Here then are some thoughts on lessons learned from this project and issues raised by it:

  1. Research in Africa is often hampered by lack of data. Census data is more often used for demographic than economic analysis but this project has shown how useful it can be.
  2. Cross country studies in Africa are now quite common (despite reservations about the comparability of data), regional studies much less so. Yet, in large countries like Tanzania, conditions can vary widely between regions and this regional variation may be more helpful in illuminating research questions than national aggregates. National aggregates hide much important local detail.
  3. On the role of economic fundamentals, there can be little doubt that poor internal communications (particularly roads), the small size of the domestic market and difficulties accessing potential international markets (including port capacity) have all impeded economic growth in Tanzania. This shows up particularly in the relative weakness of the urban economy; it also points to areas that policy needs to address if the urban economy is to be strengthened.
  4. It would have been good, if suitable data had been available, to harness the insights of New Economic Geography to better understand the role of transport costs and agglomeration economies in the urbanisation process. As more data becomes available, this would be a promising avenue for future research.
  5. While rapid population growth is sometimes seen as a positive factor because it boosts the working age population, this view needs to be balanced by noting the downsides: In Tanzania, about half the population is under 17 years of age; and despite rapid urbanisation, the rural population has increased threefold. The pressure of population on land and other natural resources is creating severe strains in rural areas; at the same time urban areas have been overwhelmed by an 18-fold increase in population for which urban authorities simply do not have the capabilities and resources to provide even basic services. This suggests a role for a more active population policy in Tanzania.
  6. Turning to local government, district administration has historically assumed a primarily rural context and given priority to rural development. However, as settlements increase in size and existing urban areas attract more people, the problems that need to be addressed are increasingly urban in character. Government officials in Tanzania recognise this and have adopted policies aimed at an orderly progression up the urban hierarchy. However, making these policies work well in practice is not easy, with particular difficulties being encountered in relation to land use change, procedural challenges and lack of resources to enable newly established urban councils to discharge their responsibilities – weak property taxation being a particular problem.
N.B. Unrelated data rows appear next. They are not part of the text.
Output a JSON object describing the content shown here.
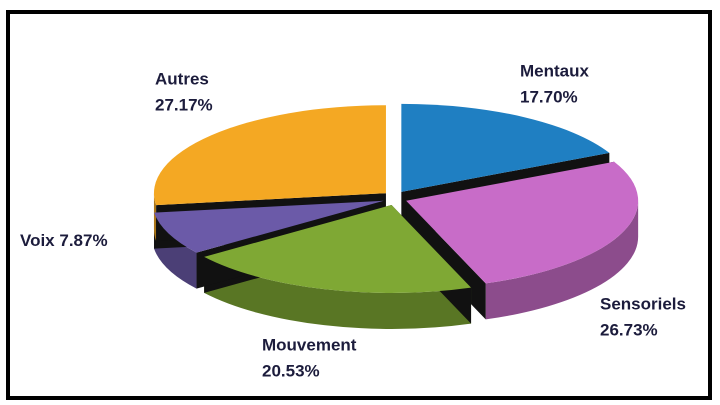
{
  "chart_data": {
    "type": "pie",
    "categories": [
      "Mentaux",
      "Sensoriels",
      "Mouvement",
      "Voix",
      "Autres"
    ],
    "values": [
      17.7,
      26.73,
      20.53,
      7.87,
      27.17
    ],
    "value_labels": [
      "17.70%",
      "26.73%",
      "20.53%",
      "7.87%",
      "27.17%"
    ],
    "colors": [
      "#1f7fc2",
      "#c86cc8",
      "#7fa834",
      "#6b5aa8",
      "#f4a823"
    ]
  }
}
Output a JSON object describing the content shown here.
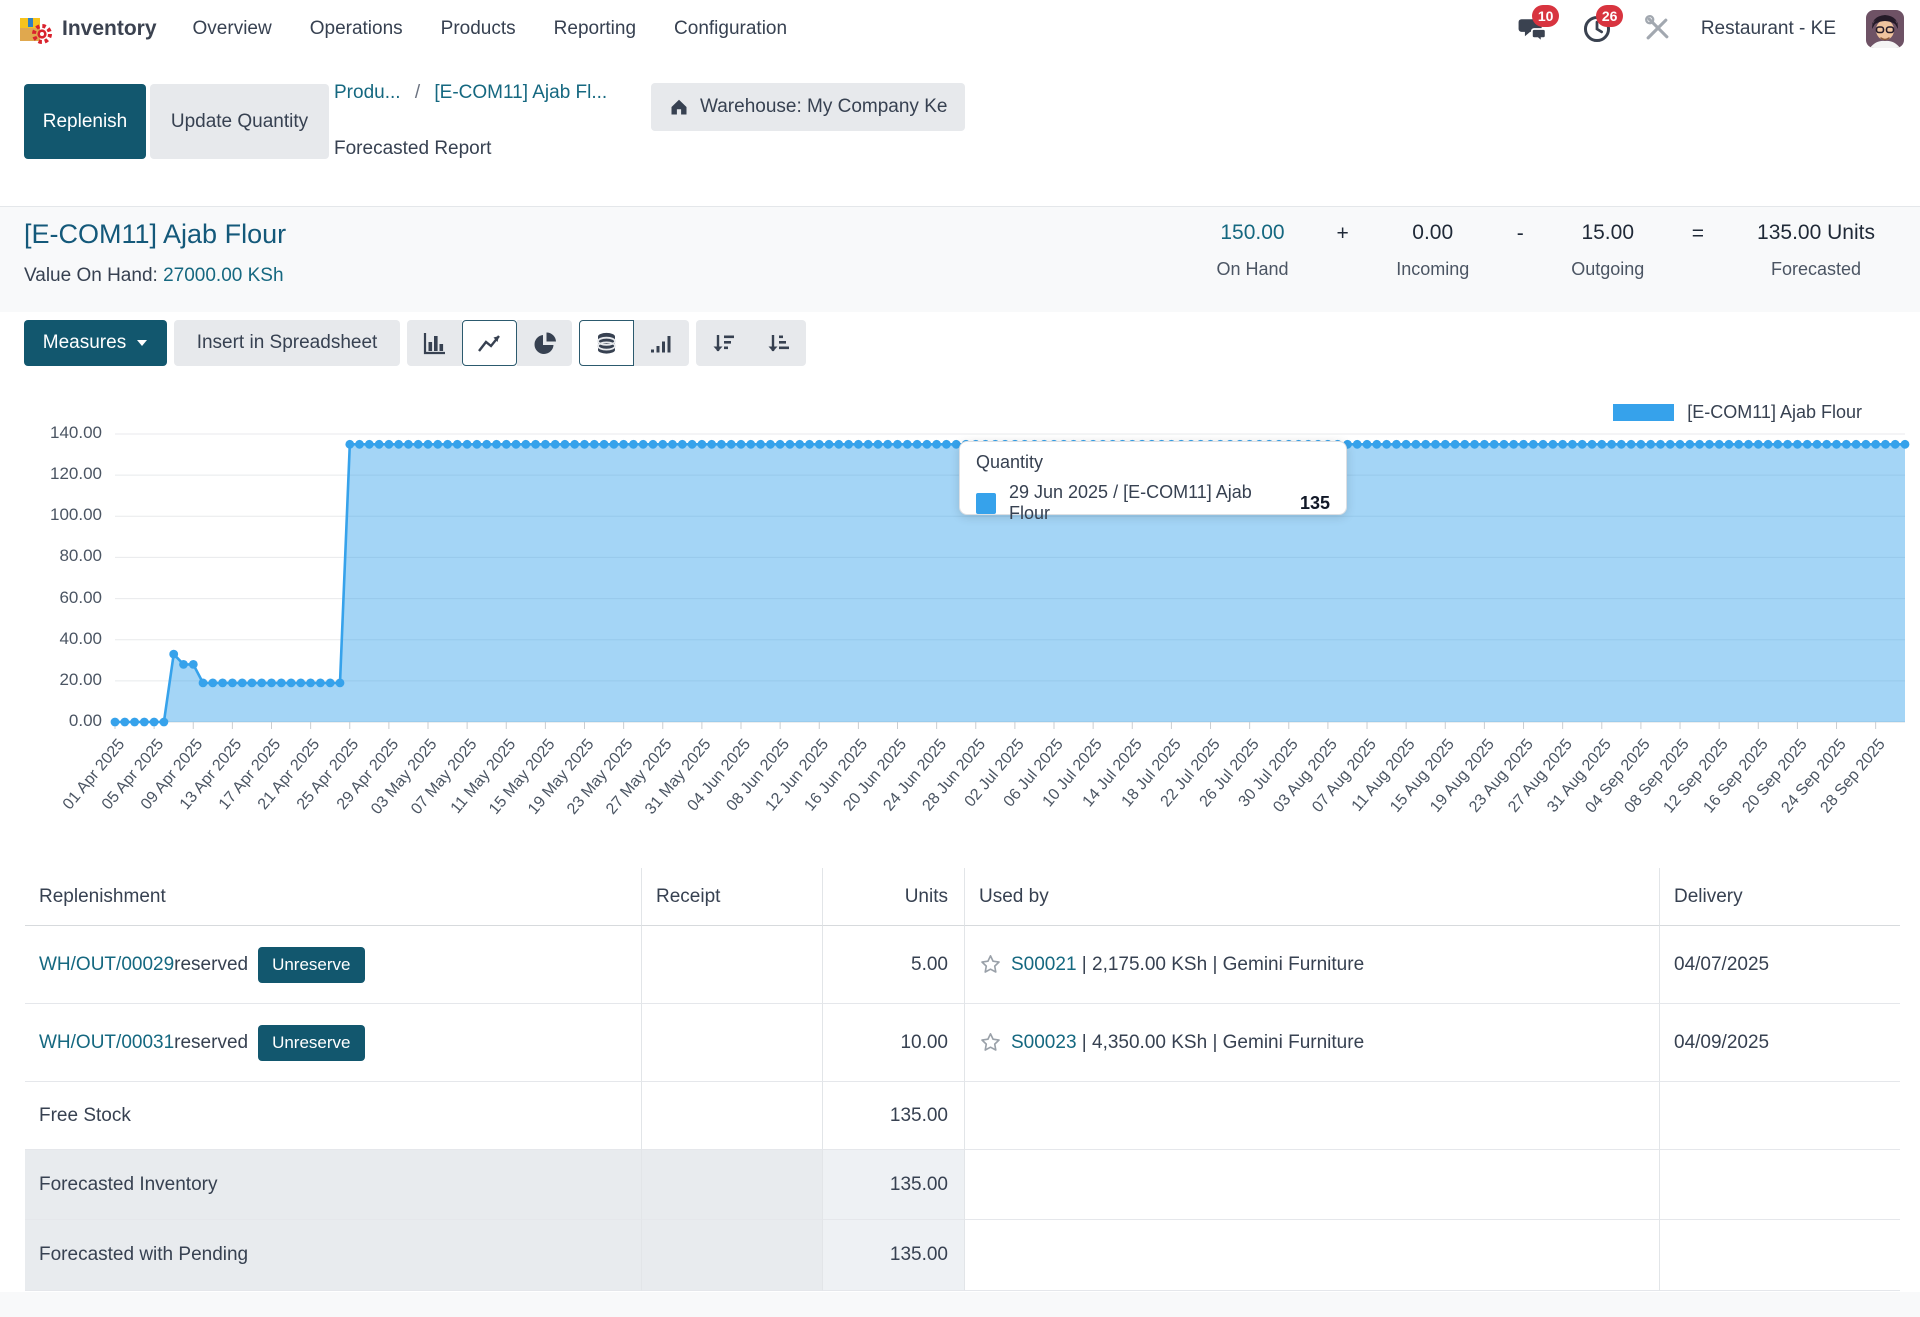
{
  "topbar": {
    "app_name": "Inventory",
    "menus": [
      "Overview",
      "Operations",
      "Products",
      "Reporting",
      "Configuration"
    ],
    "messages_badge": "10",
    "activities_badge": "26",
    "company": "Restaurant - KE"
  },
  "control_panel": {
    "replenish_label": "Replenish",
    "update_quantity_label": "Update Quantity",
    "breadcrumb_level1": "Produ...",
    "breadcrumb_sep": "/",
    "breadcrumb_level2": "[E-COM11] Ajab Fl...",
    "breadcrumb_current": "Forecasted Report",
    "search_facet": "Warehouse: My Company Ke"
  },
  "product_header": {
    "title": "[E-COM11] Ajab Flour",
    "value_on_hand_label": "Value On Hand:",
    "value_on_hand": "27000.00 KSh",
    "stats": {
      "on_hand_value": "150.00",
      "on_hand_label": "On Hand",
      "plus": "+",
      "incoming_value": "0.00",
      "incoming_label": "Incoming",
      "minus": "-",
      "outgoing_value": "15.00",
      "outgoing_label": "Outgoing",
      "equals": "=",
      "forecasted_value": "135.00 Units",
      "forecasted_label": "Forecasted"
    }
  },
  "toolbar": {
    "measures_label": "Measures",
    "insert_label": "Insert in Spreadsheet"
  },
  "chart_data": {
    "type": "area",
    "series_name": "[E-COM11] Ajab Flour",
    "color": "#36A2EB",
    "ylim": [
      0,
      140
    ],
    "yticks": [
      0,
      20,
      40,
      60,
      80,
      100,
      120,
      140
    ],
    "x_unit": "day",
    "x_start": "01 Apr 2025",
    "x_tick_labels": [
      "01 Apr 2025",
      "05 Apr 2025",
      "09 Apr 2025",
      "13 Apr 2025",
      "17 Apr 2025",
      "21 Apr 2025",
      "25 Apr 2025",
      "29 Apr 2025",
      "03 May 2025",
      "07 May 2025",
      "11 May 2025",
      "15 May 2025",
      "19 May 2025",
      "23 May 2025",
      "27 May 2025",
      "31 May 2025",
      "04 Jun 2025",
      "08 Jun 2025",
      "12 Jun 2025",
      "16 Jun 2025",
      "20 Jun 2025",
      "24 Jun 2025",
      "28 Jun 2025",
      "02 Jul 2025",
      "06 Jul 2025",
      "10 Jul 2025",
      "14 Jul 2025",
      "18 Jul 2025",
      "22 Jul 2025",
      "26 Jul 2025",
      "30 Jul 2025",
      "03 Aug 2025",
      "07 Aug 2025",
      "11 Aug 2025",
      "15 Aug 2025",
      "19 Aug 2025",
      "23 Aug 2025",
      "27 Aug 2025",
      "31 Aug 2025",
      "04 Sep 2025",
      "08 Sep 2025",
      "12 Sep 2025",
      "16 Sep 2025",
      "20 Sep 2025",
      "24 Sep 2025",
      "28 Sep 2025"
    ],
    "segments": [
      {
        "from_day": 0,
        "to_day": 5,
        "value": 0
      },
      {
        "from_day": 6,
        "to_day": 6,
        "value": 33
      },
      {
        "from_day": 7,
        "to_day": 8,
        "value": 28
      },
      {
        "from_day": 9,
        "to_day": 23,
        "value": 19
      },
      {
        "from_day": 24,
        "to_day": 183,
        "value": 135
      }
    ],
    "legend_position": "top-right",
    "tooltip": {
      "title": "Quantity",
      "label": "29 Jun 2025 / [E-COM11] Ajab Flour",
      "value": "135"
    }
  },
  "table": {
    "headers": [
      "Replenishment",
      "Receipt",
      "Units",
      "Used by",
      "Delivery"
    ],
    "rows": [
      {
        "name": "WH/OUT/00029",
        "name_is_link": true,
        "suffix": " reserved",
        "button": "Unreserve",
        "receipt": "",
        "units": "5.00",
        "used_by_link": "S00021",
        "used_by_text": " | 2,175.00 KSh | Gemini Furniture",
        "delivery": "04/07/2025",
        "shaded": false
      },
      {
        "name": "WH/OUT/00031",
        "name_is_link": true,
        "suffix": " reserved",
        "button": "Unreserve",
        "receipt": "",
        "units": "10.00",
        "used_by_link": "S00023",
        "used_by_text": " | 4,350.00 KSh | Gemini Furniture",
        "delivery": "04/09/2025",
        "shaded": false
      },
      {
        "name": "Free Stock",
        "name_is_link": false,
        "units": "135.00",
        "delivery": "",
        "shaded": false
      },
      {
        "name": "Forecasted Inventory",
        "name_is_link": false,
        "units": "135.00",
        "delivery": "",
        "shaded": true
      },
      {
        "name": "Forecasted with Pending",
        "name_is_link": false,
        "units": "135.00",
        "delivery": "",
        "shaded": true
      }
    ]
  },
  "colors": {
    "primary_button": "#12576e",
    "link": "#156880",
    "badge_red": "#d8343f",
    "chart_blue": "#36A2EB",
    "shaded_row": "#e8ebee",
    "shaded_units_cell": "#eef1f4"
  }
}
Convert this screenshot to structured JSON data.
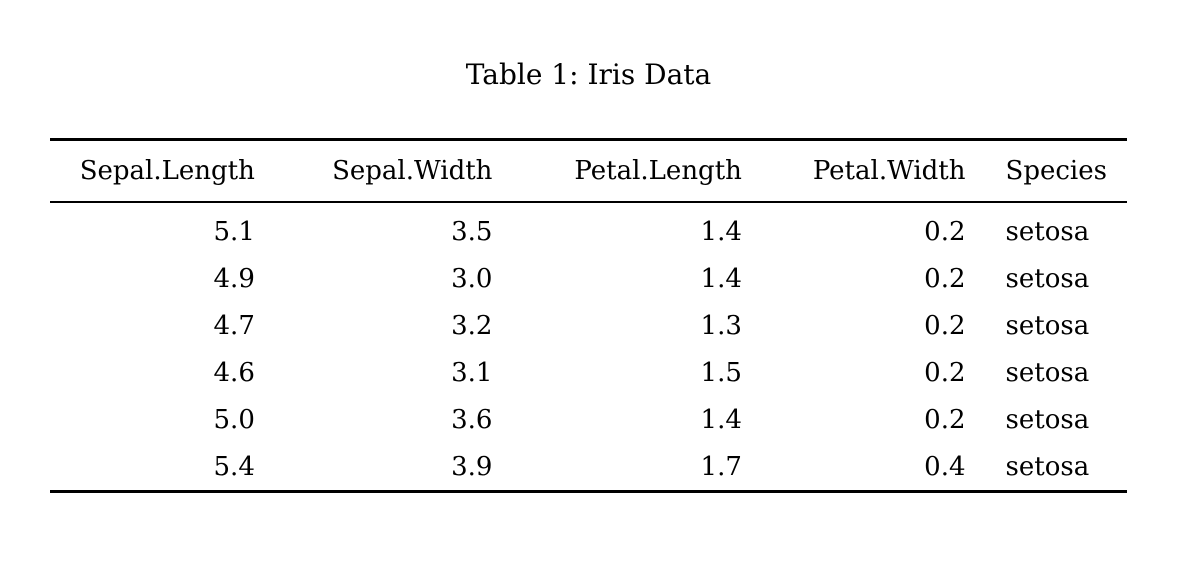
{
  "caption": {
    "text": "Table 1: Iris Data"
  },
  "table": {
    "columns": [
      "Sepal.Length",
      "Sepal.Width",
      "Petal.Length",
      "Petal.Width",
      "Species"
    ],
    "rows": [
      [
        "5.1",
        "3.5",
        "1.4",
        "0.2",
        "setosa"
      ],
      [
        "4.9",
        "3.0",
        "1.4",
        "0.2",
        "setosa"
      ],
      [
        "4.7",
        "3.2",
        "1.3",
        "0.2",
        "setosa"
      ],
      [
        "4.6",
        "3.1",
        "1.5",
        "0.2",
        "setosa"
      ],
      [
        "5.0",
        "3.6",
        "1.4",
        "0.2",
        "setosa"
      ],
      [
        "5.4",
        "3.9",
        "1.7",
        "0.4",
        "setosa"
      ]
    ]
  },
  "chart_data": {
    "type": "table",
    "title": "Table 1: Iris Data",
    "columns": [
      "Sepal.Length",
      "Sepal.Width",
      "Petal.Length",
      "Petal.Width",
      "Species"
    ],
    "rows": [
      [
        5.1,
        3.5,
        1.4,
        0.2,
        "setosa"
      ],
      [
        4.9,
        3.0,
        1.4,
        0.2,
        "setosa"
      ],
      [
        4.7,
        3.2,
        1.3,
        0.2,
        "setosa"
      ],
      [
        4.6,
        3.1,
        1.5,
        0.2,
        "setosa"
      ],
      [
        5.0,
        3.6,
        1.4,
        0.2,
        "setosa"
      ],
      [
        5.4,
        3.9,
        1.7,
        0.4,
        "setosa"
      ]
    ]
  },
  "colors": {
    "background": "#ffffff",
    "text": "#000000",
    "rule": "#000000"
  }
}
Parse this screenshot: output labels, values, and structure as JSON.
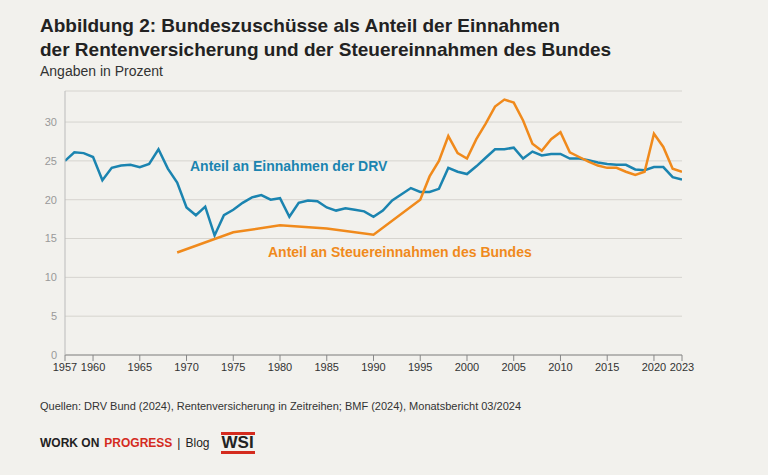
{
  "chart_data": {
    "type": "line",
    "title": [
      "Abbildung 2: Bundeszuschüsse als Anteil der Einnahmen",
      "der Rentenversicherung und der Steuereinnahmen des Bundes"
    ],
    "subtitle": "Angaben in Prozent",
    "x": [
      1957,
      1958,
      1959,
      1960,
      1961,
      1962,
      1963,
      1964,
      1965,
      1966,
      1967,
      1968,
      1969,
      1970,
      1971,
      1972,
      1973,
      1974,
      1975,
      1976,
      1977,
      1978,
      1979,
      1980,
      1981,
      1982,
      1983,
      1984,
      1985,
      1986,
      1987,
      1988,
      1989,
      1990,
      1991,
      1992,
      1993,
      1994,
      1995,
      1996,
      1997,
      1998,
      1999,
      2000,
      2001,
      2002,
      2003,
      2004,
      2005,
      2006,
      2007,
      2008,
      2009,
      2010,
      2011,
      2012,
      2013,
      2014,
      2015,
      2016,
      2017,
      2018,
      2019,
      2020,
      2021,
      2022,
      2023
    ],
    "series": [
      {
        "name": "Anteil an Einnahmen der DRV",
        "color": "#1b84b0",
        "values": [
          25,
          26.1,
          26,
          25.5,
          22.5,
          24.1,
          24.4,
          24.5,
          24.2,
          24.6,
          26.5,
          24,
          22.2,
          19,
          18,
          19.1,
          15.4,
          18,
          18.7,
          19.6,
          20.3,
          20.6,
          20,
          20.2,
          17.8,
          19.6,
          19.9,
          19.8,
          19,
          18.6,
          18.9,
          18.7,
          18.5,
          17.8,
          18.6,
          19.9,
          20.7,
          21.5,
          21,
          21,
          21.4,
          24.1,
          23.6,
          23.3,
          24.3,
          25.4,
          26.5,
          26.5,
          26.7,
          25.3,
          26.2,
          25.7,
          25.9,
          25.9,
          25.3,
          25.3,
          25.1,
          24.8,
          24.6,
          24.5,
          24.5,
          23.9,
          23.8,
          24.2,
          24.2,
          22.9,
          22.6
        ]
      },
      {
        "name": "Anteil an Steuereinnahmen des Bundes",
        "color": "#f08a1c",
        "x": [
          1969,
          1975,
          1980,
          1985,
          1990,
          1995,
          1996,
          1997,
          1998,
          1999,
          2000,
          2001,
          2002,
          2003,
          2004,
          2005,
          2006,
          2007,
          2008,
          2009,
          2010,
          2011,
          2012,
          2013,
          2014,
          2015,
          2016,
          2017,
          2018,
          2019,
          2020,
          2021,
          2022,
          2023
        ],
        "values": [
          13.2,
          15.8,
          16.7,
          16.3,
          15.5,
          20,
          23,
          25,
          28.2,
          26,
          25.3,
          27.8,
          29.8,
          32,
          32.9,
          32.5,
          30.2,
          27.2,
          26.3,
          27.8,
          28.7,
          26.1,
          25.5,
          24.9,
          24.4,
          24.1,
          24.1,
          23.6,
          23.2,
          23.6,
          28.5,
          26.8,
          24,
          23.6
        ]
      }
    ],
    "xlim": [
      1957,
      2023
    ],
    "xticks": [
      1957,
      1960,
      1965,
      1970,
      1975,
      1980,
      1985,
      1990,
      1995,
      2000,
      2005,
      2010,
      2015,
      2020,
      2023
    ],
    "ylim": [
      0,
      34
    ],
    "yticks": [
      0,
      5,
      10,
      15,
      20,
      25,
      30
    ],
    "grid": true,
    "source": "Quellen: DRV Bund (2024), Rentenversicherung in Zeitreihen; BMF (2024), Monatsbericht 03/2024",
    "footer": {
      "parts": [
        "WORK ON",
        "PROGRESS",
        "|",
        "Blog"
      ],
      "logo": "WSI"
    }
  }
}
These issues arise in many other African countries, suggesting scope for pooling experience to identify the best ways to resolve these problems.

Strengthening the role of Africa’s urban areas

Strengthening the role of Africa’s urban areas as engines of growth remains a major challenge; while research can make a contribution, the focus needs increasingly to be on appropriate policies and the mobilisation of resources in support of those policies.